「へぇ、ここが仁の部屋なんだ。意外ときっちりと片付いているんだ。あっ、こんなところにも手作りの置物がある。かわいい」

 机の上に飾られたパッチワークの熊のぬいぐるみをユキは見ていた。

 仁はベッドに腰掛けて、ため息を一つついた。

「ごめんよ、うちの母、すごく脳天気で。なんでも思ったことを考えずに言っちゃうから、もし気を悪くしてたら許して欲しい」

 仁は、ユキの胸の痣のこと気にしていた。

「ううん、全然そんなことない。
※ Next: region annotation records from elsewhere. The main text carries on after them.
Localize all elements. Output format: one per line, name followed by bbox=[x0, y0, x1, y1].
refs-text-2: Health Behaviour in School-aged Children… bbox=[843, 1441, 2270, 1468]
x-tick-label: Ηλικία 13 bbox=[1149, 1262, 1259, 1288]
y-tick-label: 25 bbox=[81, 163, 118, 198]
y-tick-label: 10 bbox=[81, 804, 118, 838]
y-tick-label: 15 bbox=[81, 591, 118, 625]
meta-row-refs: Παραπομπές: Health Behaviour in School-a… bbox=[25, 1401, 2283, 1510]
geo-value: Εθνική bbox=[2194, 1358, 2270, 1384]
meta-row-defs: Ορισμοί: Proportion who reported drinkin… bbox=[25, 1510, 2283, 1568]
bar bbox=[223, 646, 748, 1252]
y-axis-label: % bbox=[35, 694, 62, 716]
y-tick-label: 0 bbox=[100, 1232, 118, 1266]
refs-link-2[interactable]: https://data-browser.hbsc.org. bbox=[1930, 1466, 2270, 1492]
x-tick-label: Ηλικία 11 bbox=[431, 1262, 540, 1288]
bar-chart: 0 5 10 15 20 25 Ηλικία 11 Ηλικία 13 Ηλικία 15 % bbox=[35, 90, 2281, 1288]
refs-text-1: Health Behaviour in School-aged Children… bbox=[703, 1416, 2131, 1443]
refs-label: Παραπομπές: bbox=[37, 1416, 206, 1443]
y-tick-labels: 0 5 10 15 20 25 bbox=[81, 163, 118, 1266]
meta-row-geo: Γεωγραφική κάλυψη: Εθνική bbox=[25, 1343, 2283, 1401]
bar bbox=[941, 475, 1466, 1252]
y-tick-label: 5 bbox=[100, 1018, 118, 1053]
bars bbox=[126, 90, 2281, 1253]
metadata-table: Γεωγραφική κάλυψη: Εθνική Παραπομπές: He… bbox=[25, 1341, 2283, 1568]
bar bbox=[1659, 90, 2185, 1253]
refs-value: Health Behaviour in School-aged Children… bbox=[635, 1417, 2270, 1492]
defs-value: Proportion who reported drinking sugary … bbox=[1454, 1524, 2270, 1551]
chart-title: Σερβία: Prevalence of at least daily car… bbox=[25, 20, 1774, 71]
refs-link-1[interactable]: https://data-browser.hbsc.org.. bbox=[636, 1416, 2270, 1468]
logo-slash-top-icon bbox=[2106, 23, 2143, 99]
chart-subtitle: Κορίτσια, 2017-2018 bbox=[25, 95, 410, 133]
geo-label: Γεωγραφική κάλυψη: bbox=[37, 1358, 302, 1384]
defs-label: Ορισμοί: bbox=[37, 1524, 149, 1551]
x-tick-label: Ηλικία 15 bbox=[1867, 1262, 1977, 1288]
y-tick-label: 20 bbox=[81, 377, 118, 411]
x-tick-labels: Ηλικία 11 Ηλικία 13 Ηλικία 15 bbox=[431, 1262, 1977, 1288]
私、仁のお母さん大好きよ。今日、初めて会ったお父さんも気に入っちゃった。なんて素敵なご夫婦なんでしょう。仁はとても素晴らしい両親の間に育って、だからこんなにもいい人なんだね」

「ユキ、僕は、いい人でもなんでもない」

 良心の呵責からユキの言葉を素直に受け入れられない。

 突然、吐き捨てるようにジンは叫んだ。

「どうしたの、仁」

「あっ、ごめん。ちょっと自分が嫌になるときがあってね。それでつい」

 仁は、これから自分が何をやるか充分わかっているために、ユキの言葉に冷静になれなかった。

 ユキは仁を優しい眼差しで見つめていた。

 『仁はいい人だよ』と目で言ってるようだった。

 仁もユキを見つめ返した。そしてベッドから立ち上がり、ユキに近づく。

 いつもと様子が違う仁に、ユキは急に落ち着かなくなった。

「仁、どうしたの。やっぱりおかしいよ?」

 仁は、突然、力強くユキを抱きしめた。

 咄嗟の事で、ユキは抱かれるままに動けなかった。